The cool moisture of the Valadilene pine forests shivered into Kate's lungs, and for a moment she thought she'd misplaced her briefcase and had to go see the notary about the Voralberg factory. Then she remembered that had already happened, what seemed like years ago.

She was even more jolted when she realized the dirigible had alighted right in the middle of the Voralberg factory grounds! In the grey dawn, Kate stared dazedly around at the grand shadows of the factory on one side, and of the Voralberg mansion - Hans' childhood home - on the other side.

"We go on foot from here," Kate said. She caught a look from the Spirit Woman, and said, "Boris, Colonel, I think you'd better stay here. Guard the airship. Boris, hand me my box, please?"

Boris handed it over, saying, "Are you sure?
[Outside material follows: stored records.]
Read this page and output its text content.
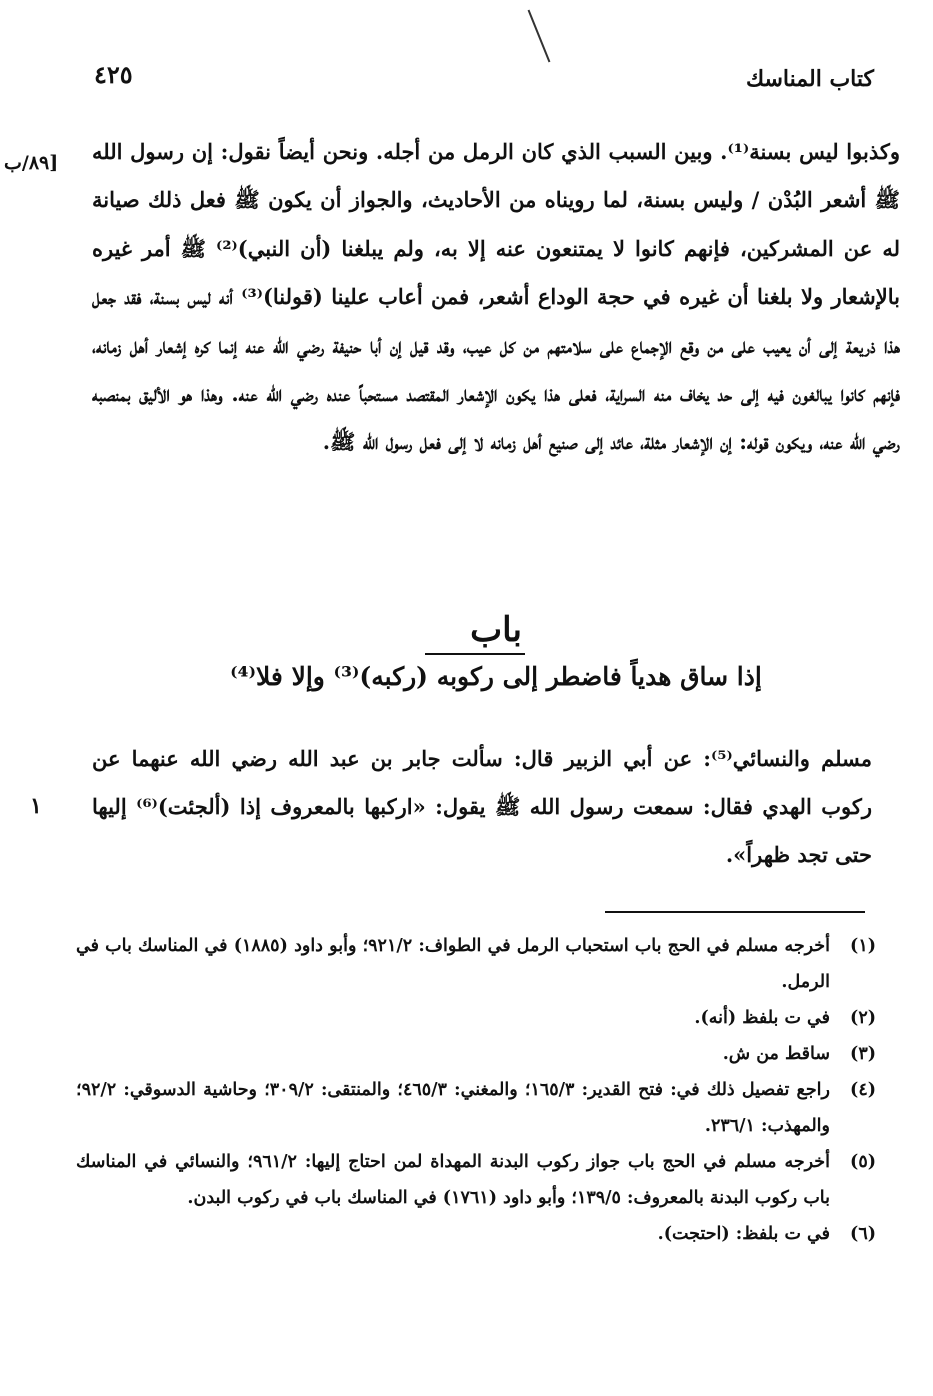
٤٢٥	كتاب المناسك
[٨٩/ب
١

وكذبوا ليس بسنة⁽¹⁾. وبين السبب الذي كان الرمل من أجله. ونحن أيضاً نقول: إن رسول الله ﷺ أشعر البُدْن / وليس بسنة، لما رويناه من الأحاديث، والجواز أن يكون ﷺ فعل ذلك صيانة له عن المشركين، فإنهم كانوا لا يمتنعون عنه إلا به، ولم يبلغنا (أن النبي)⁽²⁾ ﷺ أمر غيره بالإشعار ولا بلغنا أن غيره في حجة الوداع أشعر، فمن أعاب علينا (قولنا)⁽³⁾ أنه ليس بسنة، فقد جعل هذا ذريعة إلى أن يعيب على من وقع الإجماع على سلامتهم من كل عيب، وقد قيل إن أبا حنيفة رضي الله عنه إنما كره إشعار أهل زمانه، فإنهم كانوا يبالغون فيه إلى حد يخاف منه السراية، فعلى هذا يكون الإشعار المقتصد مستحباً عنده رضي الله عنه. وهذا هو الأليق بمنصبه رضي الله عنه، ويكون قوله: إن الإشعار مثلة، عائد إلى صنيع أهل زمانه لا إلى فعل رسول الله ﷺ.

باب
إذا ساق هدياً فاضطر إلى ركوبه (ركبه)⁽³⁾ وإلا فلا⁽⁴⁾

مسلم والنسائي⁽⁵⁾: عن أبي الزبير قال: سألت جابر بن عبد الله رضي الله عنهما عن ركوب الهدي فقال: سمعت رسول الله ﷺ يقول: «اركبها بالمعروف إذا (ألجئت)⁽⁶⁾ إليها حتى تجد ظهراً».

(١)
أخرجه مسلم في الحج باب استحباب الرمل في الطواف: ٩٢١/٢؛ وأبو داود (١٨٨٥) في المناسك باب في الرمل.
(٢)
في ت بلفظ (أنه).
(٣)
ساقط من ش.
(٤)
راجع تفصيل ذلك في: فتح القدير: ١٦٥/٣؛ والمغني: ٤٦٥/٣؛ والمنتقى: ٣٠٩/٢؛ وحاشية الدسوقي: ٩٢/٢؛ والمهذب: ٢٣٦/١.
(٥)
أخرجه مسلم في الحج باب جواز ركوب البدنة المهداة لمن احتاج إليها: ٩٦١/٢؛ والنسائي في المناسك باب ركوب البدنة بالمعروف: ١٣٩/٥؛ وأبو داود (١٧٦١) في المناسك باب في ركوب البدن.
(٦)
في ت بلفظ: (احتجت).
Emeliov at least ought to come with you."

"No," Kate said, "Only I've been invited into this. I've got no right to extend that invitation. Not yet, at least."

Boris grimaced but nodded, and Kate, lugging her box of relics, followed the Spirit Woman into the town, walking as steadily as she could manage.

The high street of Valadilene, cobbled in stone and lined with quaintly beautiful buildings, was silent, the hazy glow of streetlamps cold.

"This is land of ancestors?" The Spirit Woman seemed flummoxed. "All built over!"

"Not here," Kate said, "If it is where I think, it's this way."

They headed down the street. Kate had the unaccountable sense that they ought to be sneaking along, even though there was probably no good reason to. They passed the patisserie, and there was a golden light far back in the window, and the smell of fresh baking. Kate's stomach spasmed painfully at the aroma, but she forced herself to walk by.

Finally, she found the gate that led off behind the town. At the time, it hadn't occurred to Kate to wonder why there was a gate leading to a path behind the town, where the cobbled streets and stone-and-brick architecture abruptly changed into a little narrow lane running along behind the houses. More of the town lay across the little river, another house row. It dawned on Kate that she'd barely even seen that part of Valadilene.

She, Youki and Spirit Woman headed upstream, the same way Momo, the little boy who seemed to share Hans' potential, had led her to find the mammoth doll.

They reached the little paved landing, with its benches and view of the waterfall, and from there they climbed up into the pine forest outside Valadilene. Birds were beginning to sing with the growing daylight. Despite the relatively comfortable spring air, Kate was shaking from her dropping bloodsugar. She walked much more slowly and unsteadily than the last time she'd been here.

"Oh, good," Kate said as they came to a ford in the river, "I was afraid they might have opened the dam again."

Kate, the Spirit Woman and Youki stood where a reef of gravel created a natural bridge. And beyond, in the mountainside, a cave mouth opened, looking almost like a shadowy illusion in the faint dawn light.

Kate set down the box of relics and took out a lantern Boris had found in the airship, along with some matches. Once the lamp was lit, Kate handed it to the Spirit Woman, picked up the box again, and they went into the cave.